I hear AutoCAD and Photoshop calling, so time to wrap this up and get back to work!

Glasgow kitchen, modeled and rendered in AutoCAD

detail of the pipe chest and cradles

this morning's riverside pipe scrawl before work

Sunday
Apr222012

Rainy Sunday

I'm sure that there's a song with that title. Probably following some theme of lost love or some kind of romantic relationship angst. But this grey morning, it's reassuring to me that the air is damp and chilly and heavy with the portent of more rain. Too many days beginning with t-shirt temperatures at this time of the year feels unsettling, as pleasant as it is from a purely sensory perspective. My stormy 18 year old daughter Noble likes this kind of weather, and tells me that sunny days are depressing. I suspect that what she really means is that fair skies every day seems disconnected from the constantly changing moods that drive her reality. I think what she's saying is that one is meaningless without the other. That feels pretty real to me.

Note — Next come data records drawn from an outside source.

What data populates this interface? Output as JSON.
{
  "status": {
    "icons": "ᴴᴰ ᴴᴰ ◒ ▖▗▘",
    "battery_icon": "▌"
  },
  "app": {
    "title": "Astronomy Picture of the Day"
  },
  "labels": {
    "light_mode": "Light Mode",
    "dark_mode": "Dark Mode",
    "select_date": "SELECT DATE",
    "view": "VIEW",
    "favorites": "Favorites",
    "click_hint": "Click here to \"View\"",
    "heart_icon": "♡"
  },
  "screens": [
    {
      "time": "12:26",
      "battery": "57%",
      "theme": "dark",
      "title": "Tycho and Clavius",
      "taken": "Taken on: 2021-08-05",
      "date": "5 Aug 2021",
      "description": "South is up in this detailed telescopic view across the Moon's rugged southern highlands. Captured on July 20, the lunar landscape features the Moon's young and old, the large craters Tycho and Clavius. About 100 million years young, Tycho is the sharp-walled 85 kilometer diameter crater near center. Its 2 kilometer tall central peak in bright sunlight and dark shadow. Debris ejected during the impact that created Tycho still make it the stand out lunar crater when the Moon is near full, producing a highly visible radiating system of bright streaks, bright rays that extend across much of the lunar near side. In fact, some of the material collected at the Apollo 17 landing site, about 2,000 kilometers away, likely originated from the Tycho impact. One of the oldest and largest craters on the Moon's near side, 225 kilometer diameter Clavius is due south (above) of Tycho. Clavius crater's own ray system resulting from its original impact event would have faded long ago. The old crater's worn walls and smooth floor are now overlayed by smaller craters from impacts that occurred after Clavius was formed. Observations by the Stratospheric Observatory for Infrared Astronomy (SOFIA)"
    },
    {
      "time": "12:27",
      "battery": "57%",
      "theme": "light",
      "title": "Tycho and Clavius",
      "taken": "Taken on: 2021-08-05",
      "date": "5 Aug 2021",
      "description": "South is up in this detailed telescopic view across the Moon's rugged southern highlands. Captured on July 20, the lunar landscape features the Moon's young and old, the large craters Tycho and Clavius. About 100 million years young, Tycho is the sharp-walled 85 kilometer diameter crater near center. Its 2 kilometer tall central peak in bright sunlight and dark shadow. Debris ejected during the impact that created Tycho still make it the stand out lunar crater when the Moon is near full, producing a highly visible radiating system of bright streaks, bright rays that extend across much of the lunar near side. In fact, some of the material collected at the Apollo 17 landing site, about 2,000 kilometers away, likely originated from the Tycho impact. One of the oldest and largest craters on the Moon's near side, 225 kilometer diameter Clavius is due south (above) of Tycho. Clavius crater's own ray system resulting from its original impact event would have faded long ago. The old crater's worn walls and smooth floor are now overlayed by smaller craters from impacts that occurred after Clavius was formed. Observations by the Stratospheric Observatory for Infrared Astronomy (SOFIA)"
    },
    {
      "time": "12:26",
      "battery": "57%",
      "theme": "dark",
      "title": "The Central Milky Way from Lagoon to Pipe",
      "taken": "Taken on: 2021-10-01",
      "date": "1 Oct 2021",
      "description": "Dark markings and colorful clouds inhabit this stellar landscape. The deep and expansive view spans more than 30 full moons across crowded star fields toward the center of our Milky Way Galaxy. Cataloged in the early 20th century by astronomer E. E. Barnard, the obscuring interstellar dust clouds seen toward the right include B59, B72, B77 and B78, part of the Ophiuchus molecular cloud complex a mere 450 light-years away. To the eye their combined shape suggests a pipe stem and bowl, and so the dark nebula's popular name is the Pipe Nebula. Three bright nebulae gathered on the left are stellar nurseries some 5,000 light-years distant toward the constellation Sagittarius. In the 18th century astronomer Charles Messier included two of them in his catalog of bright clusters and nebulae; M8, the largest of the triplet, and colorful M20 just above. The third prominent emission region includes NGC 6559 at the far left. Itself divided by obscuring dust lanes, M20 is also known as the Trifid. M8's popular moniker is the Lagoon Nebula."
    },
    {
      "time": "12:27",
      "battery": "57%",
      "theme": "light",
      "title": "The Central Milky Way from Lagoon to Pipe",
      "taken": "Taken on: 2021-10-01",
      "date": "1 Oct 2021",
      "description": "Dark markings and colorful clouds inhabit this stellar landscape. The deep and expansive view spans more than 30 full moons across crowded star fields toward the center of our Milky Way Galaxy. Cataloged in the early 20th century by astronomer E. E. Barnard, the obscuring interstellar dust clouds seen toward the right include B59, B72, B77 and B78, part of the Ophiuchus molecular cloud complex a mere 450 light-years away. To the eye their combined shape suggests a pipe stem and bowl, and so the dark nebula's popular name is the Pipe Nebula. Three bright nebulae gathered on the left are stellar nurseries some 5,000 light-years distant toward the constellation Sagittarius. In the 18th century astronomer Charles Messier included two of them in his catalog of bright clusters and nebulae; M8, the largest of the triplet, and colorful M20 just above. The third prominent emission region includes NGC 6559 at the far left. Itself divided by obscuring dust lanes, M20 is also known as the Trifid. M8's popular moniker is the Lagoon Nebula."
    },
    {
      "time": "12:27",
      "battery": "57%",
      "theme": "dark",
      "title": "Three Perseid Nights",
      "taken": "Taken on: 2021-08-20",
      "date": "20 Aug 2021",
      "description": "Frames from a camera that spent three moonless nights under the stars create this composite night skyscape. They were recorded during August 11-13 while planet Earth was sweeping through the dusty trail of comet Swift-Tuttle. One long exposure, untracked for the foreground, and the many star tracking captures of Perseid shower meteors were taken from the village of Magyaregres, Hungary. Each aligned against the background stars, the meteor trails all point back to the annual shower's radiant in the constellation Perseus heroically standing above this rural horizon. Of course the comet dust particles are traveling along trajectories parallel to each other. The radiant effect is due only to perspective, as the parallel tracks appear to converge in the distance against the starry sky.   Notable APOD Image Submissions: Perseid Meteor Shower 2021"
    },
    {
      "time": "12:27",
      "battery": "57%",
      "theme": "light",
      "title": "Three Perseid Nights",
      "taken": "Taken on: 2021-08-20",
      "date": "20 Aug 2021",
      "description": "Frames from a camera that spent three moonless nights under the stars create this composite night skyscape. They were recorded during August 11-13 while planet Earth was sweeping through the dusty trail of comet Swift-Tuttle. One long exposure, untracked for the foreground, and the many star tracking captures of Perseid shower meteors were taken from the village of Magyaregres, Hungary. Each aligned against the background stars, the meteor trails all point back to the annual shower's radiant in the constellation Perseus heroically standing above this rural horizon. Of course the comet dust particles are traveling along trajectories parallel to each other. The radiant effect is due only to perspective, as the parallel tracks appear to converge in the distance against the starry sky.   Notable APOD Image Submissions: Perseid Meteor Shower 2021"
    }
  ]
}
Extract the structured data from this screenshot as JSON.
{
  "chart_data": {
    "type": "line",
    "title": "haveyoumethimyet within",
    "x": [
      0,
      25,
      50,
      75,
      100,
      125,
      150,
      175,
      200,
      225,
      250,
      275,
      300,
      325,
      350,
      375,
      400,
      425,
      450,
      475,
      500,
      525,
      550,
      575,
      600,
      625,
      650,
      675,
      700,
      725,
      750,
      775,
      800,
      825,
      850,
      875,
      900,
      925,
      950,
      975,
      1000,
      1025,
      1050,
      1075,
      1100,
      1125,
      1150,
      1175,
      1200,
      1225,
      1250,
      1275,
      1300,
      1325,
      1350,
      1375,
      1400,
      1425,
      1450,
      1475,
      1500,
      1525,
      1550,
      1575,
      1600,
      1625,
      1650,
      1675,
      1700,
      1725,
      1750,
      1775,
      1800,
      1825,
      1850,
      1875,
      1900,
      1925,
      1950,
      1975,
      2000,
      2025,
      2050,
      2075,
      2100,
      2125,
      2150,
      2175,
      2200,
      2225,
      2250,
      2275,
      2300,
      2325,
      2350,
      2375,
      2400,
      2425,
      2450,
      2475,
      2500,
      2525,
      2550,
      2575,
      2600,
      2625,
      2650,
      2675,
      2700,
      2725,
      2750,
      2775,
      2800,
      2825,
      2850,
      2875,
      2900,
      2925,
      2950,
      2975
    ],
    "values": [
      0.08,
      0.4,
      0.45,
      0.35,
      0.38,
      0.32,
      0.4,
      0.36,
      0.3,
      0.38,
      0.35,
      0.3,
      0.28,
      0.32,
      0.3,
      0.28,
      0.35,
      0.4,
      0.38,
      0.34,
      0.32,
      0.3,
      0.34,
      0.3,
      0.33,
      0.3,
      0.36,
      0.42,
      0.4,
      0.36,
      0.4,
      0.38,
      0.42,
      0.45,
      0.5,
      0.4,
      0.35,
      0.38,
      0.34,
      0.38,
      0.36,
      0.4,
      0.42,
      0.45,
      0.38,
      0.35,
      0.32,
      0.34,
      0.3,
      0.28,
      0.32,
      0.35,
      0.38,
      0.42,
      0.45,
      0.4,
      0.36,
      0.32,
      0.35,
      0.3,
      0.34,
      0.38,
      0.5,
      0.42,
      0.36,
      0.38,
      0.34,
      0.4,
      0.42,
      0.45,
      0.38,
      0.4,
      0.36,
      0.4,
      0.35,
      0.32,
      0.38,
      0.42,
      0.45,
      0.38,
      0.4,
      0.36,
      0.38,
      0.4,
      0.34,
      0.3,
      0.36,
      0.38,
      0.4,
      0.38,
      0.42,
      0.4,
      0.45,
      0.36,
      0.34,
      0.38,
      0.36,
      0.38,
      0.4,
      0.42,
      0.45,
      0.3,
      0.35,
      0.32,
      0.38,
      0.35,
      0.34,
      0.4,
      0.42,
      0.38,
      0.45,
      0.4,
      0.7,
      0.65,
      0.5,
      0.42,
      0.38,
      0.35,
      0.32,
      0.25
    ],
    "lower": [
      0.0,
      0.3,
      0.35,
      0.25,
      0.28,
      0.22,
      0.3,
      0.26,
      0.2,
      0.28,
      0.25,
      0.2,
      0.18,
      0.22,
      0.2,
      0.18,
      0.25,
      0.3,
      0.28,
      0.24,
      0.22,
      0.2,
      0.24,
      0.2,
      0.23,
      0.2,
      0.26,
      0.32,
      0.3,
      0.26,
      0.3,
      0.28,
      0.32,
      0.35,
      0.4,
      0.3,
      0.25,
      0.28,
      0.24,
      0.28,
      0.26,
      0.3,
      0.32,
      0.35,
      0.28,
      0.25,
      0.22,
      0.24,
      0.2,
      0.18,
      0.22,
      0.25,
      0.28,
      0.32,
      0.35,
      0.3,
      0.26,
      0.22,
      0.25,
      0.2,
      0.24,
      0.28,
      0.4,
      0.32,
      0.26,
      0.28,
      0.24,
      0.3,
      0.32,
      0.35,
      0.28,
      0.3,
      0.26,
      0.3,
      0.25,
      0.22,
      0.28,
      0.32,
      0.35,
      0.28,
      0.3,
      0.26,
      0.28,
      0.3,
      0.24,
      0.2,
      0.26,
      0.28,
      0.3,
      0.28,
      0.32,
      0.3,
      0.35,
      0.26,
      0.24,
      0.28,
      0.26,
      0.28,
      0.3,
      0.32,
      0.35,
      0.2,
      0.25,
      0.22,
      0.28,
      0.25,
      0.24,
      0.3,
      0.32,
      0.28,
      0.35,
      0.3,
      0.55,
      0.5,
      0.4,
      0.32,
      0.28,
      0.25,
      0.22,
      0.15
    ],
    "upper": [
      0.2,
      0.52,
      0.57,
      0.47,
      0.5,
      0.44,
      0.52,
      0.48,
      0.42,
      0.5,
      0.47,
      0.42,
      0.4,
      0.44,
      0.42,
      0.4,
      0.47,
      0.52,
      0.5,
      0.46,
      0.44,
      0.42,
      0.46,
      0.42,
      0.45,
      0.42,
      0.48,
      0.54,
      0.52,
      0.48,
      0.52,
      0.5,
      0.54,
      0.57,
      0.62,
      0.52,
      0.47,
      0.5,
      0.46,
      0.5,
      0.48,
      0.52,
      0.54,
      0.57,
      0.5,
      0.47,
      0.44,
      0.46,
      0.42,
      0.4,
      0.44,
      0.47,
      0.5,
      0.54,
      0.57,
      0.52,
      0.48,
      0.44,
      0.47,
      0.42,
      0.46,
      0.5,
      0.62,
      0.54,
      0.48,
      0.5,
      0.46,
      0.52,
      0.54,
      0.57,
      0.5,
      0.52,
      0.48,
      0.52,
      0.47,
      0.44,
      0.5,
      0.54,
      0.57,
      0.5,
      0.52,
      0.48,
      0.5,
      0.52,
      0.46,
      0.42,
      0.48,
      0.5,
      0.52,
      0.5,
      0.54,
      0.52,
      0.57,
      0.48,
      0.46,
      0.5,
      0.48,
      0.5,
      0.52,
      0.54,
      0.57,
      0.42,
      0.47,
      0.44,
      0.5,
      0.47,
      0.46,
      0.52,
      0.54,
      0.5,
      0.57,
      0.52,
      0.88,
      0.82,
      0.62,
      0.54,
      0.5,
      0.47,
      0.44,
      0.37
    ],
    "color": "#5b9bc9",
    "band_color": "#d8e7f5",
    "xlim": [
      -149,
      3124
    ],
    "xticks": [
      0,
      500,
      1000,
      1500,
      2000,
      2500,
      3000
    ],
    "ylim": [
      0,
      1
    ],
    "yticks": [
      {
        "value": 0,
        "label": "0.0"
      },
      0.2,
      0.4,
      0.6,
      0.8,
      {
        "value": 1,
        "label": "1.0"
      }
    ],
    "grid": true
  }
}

With the Chicago Pipe Show less than two weeks away, the scrawl is for my friends who come here to look at drawings with pipes in them, which I've not done lately with the exception of the cover for Pipes and Tobaccos magazine. I guess I need the variety, too.

Rad Davis horn/eskimo on a damp log by the river, 8 x 5, Derwent Inktense pencils

Friday
Apr202012

Morning air

For the longest time, I have harbored a nostalgic memory of my walks up over the hill that traversed the pasture and down into the woods that bordered it at the edge of the 28 acre central New York farm that I grew up on. I often wish that I could be twelve or fourteen years old again, just discovering my love for the quiet solitude of the place where I spent so much of my youth, walking around with a sketchbook and carbon pencils and hard pastels in an army surplus canvas bag, feeling the rich privilege of being unencumbered by the demands of adult life.

This morning, walking back in the cool air from what has become my favorite morning seat, a tree trunk that fell in the woods here by the Susquehanna a few seasons ago, I became suffused with a feeling of comfort and familiarity that took me back to those days so many years ago, and I realized that this place has grown in my heart, a live and present experience alongside the memories that I so cherish. It has begun to feel like home.

cluster of trees by a misty river, 8 x 5, Faber Castell colored pencils

Wednesday
Apr182012

Five

I'm generally up shortly after 5AM most mornings for the past two months. Early for some, not so much for others. A month into the calendar season of spring, daybreak comes earlier every day, and if I'm to experience it out in the air instead of filtered through the windows inside our house, I have to be up, dressed, make Gabe his breakfast, brew coffee, and be out the door before the bus picks him up for school at 6:45AM. Of course, my friends at Premier are already well into their work day by that time, but then most of them aren't still at it shortly before midnight, so I ought not feel like a slacker.

Anyway, the walk to the river has become a habit now - how long it will last is anyone's guess, but the effect on me is cumulative. My little places that I visit, and the path I follow, have become familiar and comforting. The changes each day are subtle, but blossoms that were bursting and vivid a week ago fall away and are overtaken by new growth. So I pay attention to these small moments. Yesterday I noticed a cluster of wild violets with delicate five petaled blossoms, white with stains of an indescribable soft blue and hearts of that delicate spring green. Today I sat down next to them with my pocket sized sketchbook and Faber Castell pencils in elementary school colors. I thought I'd drawn five of the flowers (a favorite number of mine by Japanese superstition, and that's how many petals there are). But when I got back here to the studio and looked closely, I saw that there is a sixth one. What we want to preserve is fleeting. What we experience changes in a moment.